If the other breaker is non-reversing, you won’t get a polarity conflict, but you may need to adjust trip currents so the “right” device handles shorts.
In general, though, you should not daisy-chain breakers or auto-reversers. They should all come directly off the booster or base station, and in an ideal situation the booster should ONLY be connected to tracks through either a breaker or an auto-reverser. The trip current for any of these should be set lower than the booster so that the booster itself never has to handle a short and should never shut down.
I was not referring to a polarity conflict. If you place a circuit breaker, such as a PSX, between the booster and the PSX-AR, the PSX may trip without shutting down the booster, resetting the PSX-AR in the process.
Let’s say, the PSX-AR is left at the default trip current of 3.81 amps. The DB150 is 5 amps. So, the circuit breaker between the PSX-AR and the DB150 has to be somewhere between 3.82 amps and 4.9 amps. But, the closest settings for the PSX trip current are 3.81 amps and then 5.08 amps.
The other problem is that the DB150 serves as both a booster and an auto-reverser, so if the PSX-AR is downstream, it would seem to me that the auto-reverser function has to be turned off on the DB150.
Rich
It does make sense if the auto-throw feature of the PSX-AR has a ‘default’ position that it will alsways move the Tortoise to when it powers up - if it happens to be thrown the other way due to the last train through the loop and it loses power because the booster feeding it drops, then when it all powers back on, the switch will be set the wrong way.
If the rest of the layout were also protected with a seperate breaker, thsi wouldn;t happen. Ideally there should probably be multiple power districts ot eh main, as this sounds liek a fairly large layout. But even just one PSX unit, between the DB150 and everythign ont he layout that is NOT connected to the PSX-ARs, would do the trick. The output of the DB150 would go ONLY to the PSX-ARs and the PSX. A short ont he main would not affect either PSX-AR. A Short in the loop would trip that one PSX-AR but the main and the other loop would be unaffected.
–Randy
i know what your talking about and the gaps are about a foot from the mouth of the turnout. The whole bottom of my layout is the reversing section so it’s not the trains being too long. The whole top is also a reversing section. I have a helix that seperates the two reversing sections. The turnouts are being thrown in time.
Thanks, ill check opt. switch 3 to make sure it’s not in autoreverse mode.
I must have lead you guys wrong somewhere. I dont even have a psx just two psx-ar units. One for the top and one for the bottom. I only use them as auto-reversers. The DB150 is my command station for my whole layout. The short will happen even if the train is within the loop. i have them both set at 3.81 amps.
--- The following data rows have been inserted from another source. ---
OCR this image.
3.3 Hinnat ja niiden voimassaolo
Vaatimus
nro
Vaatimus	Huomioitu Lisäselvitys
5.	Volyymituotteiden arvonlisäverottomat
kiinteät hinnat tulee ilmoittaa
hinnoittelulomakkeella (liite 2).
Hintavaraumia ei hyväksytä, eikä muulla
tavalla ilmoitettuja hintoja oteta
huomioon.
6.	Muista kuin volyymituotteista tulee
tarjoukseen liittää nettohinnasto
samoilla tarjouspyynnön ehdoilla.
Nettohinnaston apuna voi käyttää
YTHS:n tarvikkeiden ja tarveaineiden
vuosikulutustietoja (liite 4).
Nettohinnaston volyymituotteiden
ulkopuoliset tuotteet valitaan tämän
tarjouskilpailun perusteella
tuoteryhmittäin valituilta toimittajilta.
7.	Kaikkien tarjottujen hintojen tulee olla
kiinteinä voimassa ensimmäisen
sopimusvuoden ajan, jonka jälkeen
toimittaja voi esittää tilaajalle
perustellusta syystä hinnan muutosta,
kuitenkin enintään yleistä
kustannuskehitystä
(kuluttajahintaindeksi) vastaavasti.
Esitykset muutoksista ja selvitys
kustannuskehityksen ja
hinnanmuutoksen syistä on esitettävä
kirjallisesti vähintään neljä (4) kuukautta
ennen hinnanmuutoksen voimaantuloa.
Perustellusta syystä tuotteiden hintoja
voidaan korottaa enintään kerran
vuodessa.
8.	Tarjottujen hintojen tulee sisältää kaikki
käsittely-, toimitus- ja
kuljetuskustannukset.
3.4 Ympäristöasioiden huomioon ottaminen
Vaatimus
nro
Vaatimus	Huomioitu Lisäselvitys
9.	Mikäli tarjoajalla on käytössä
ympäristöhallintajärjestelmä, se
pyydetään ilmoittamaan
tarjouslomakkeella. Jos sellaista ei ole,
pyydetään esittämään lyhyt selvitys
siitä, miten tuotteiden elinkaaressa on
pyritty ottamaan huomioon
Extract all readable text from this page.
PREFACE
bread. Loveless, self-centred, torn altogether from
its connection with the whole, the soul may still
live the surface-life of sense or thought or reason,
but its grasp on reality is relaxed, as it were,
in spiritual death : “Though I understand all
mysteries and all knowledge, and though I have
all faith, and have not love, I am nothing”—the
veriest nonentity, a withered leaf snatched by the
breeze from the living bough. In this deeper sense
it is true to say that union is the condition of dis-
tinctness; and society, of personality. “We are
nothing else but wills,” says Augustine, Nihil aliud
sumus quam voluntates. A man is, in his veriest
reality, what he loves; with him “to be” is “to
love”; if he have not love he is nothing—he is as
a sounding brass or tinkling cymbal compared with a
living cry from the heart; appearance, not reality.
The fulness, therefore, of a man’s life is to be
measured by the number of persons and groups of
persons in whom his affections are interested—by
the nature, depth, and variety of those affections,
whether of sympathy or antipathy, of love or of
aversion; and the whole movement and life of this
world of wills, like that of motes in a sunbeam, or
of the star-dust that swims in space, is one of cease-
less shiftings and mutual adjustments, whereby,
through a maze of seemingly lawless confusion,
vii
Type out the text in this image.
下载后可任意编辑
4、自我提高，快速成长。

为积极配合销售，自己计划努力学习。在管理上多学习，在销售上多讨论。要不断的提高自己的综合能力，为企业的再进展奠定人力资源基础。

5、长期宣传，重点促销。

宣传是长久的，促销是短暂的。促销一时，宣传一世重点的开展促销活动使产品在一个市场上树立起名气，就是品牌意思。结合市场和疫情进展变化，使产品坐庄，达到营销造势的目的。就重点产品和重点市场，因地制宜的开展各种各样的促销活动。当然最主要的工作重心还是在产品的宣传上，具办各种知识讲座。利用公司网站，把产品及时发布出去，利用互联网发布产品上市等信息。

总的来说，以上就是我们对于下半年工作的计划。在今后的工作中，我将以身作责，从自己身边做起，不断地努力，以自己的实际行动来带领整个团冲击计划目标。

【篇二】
After reading all of your threads. I have come to the conclusion that you guys all have a dizzing intelect. I am going to draw a whole diagram of my layout and the wiring and then we will see what all you dcc geniuses think. Maybe you could give me some good ideas on wiring it a little more bullet proof. You all know that its more fun to run trains when they run alot more flawless.[swg] Thanks for all your input on this subject. I should repost shortly with a diagram.
So the 2 PSX-AR provide protection (and reversing) to the loops only?
And they are the only protection, other than on the booster itself?
Then the first thing I’d do is get a 3rd breaker to protect everything except the loops. Wire so that each of the 3 (2 PSX-AR and the new, 3rd CB) gets power directly from the -150. Then see if the problems go away. This may not completely solve things, but should improve them.
If cost is a problem, it is possibe to wire one PSX-AR to cover both loops so long as no more than one train at a time moves into or out of BOTH loops. Then the other PSX-AR can be set to be a circuit breaker only (I think this is possible, but it’s been awhile since I looked at the docs) for the rest of the layout?
Note that running two reversing sections on a single PSX-AR is less than ideal. It did work for me for a year or two until I was able to upgrade and add a second PSX-AR for the other reversing section.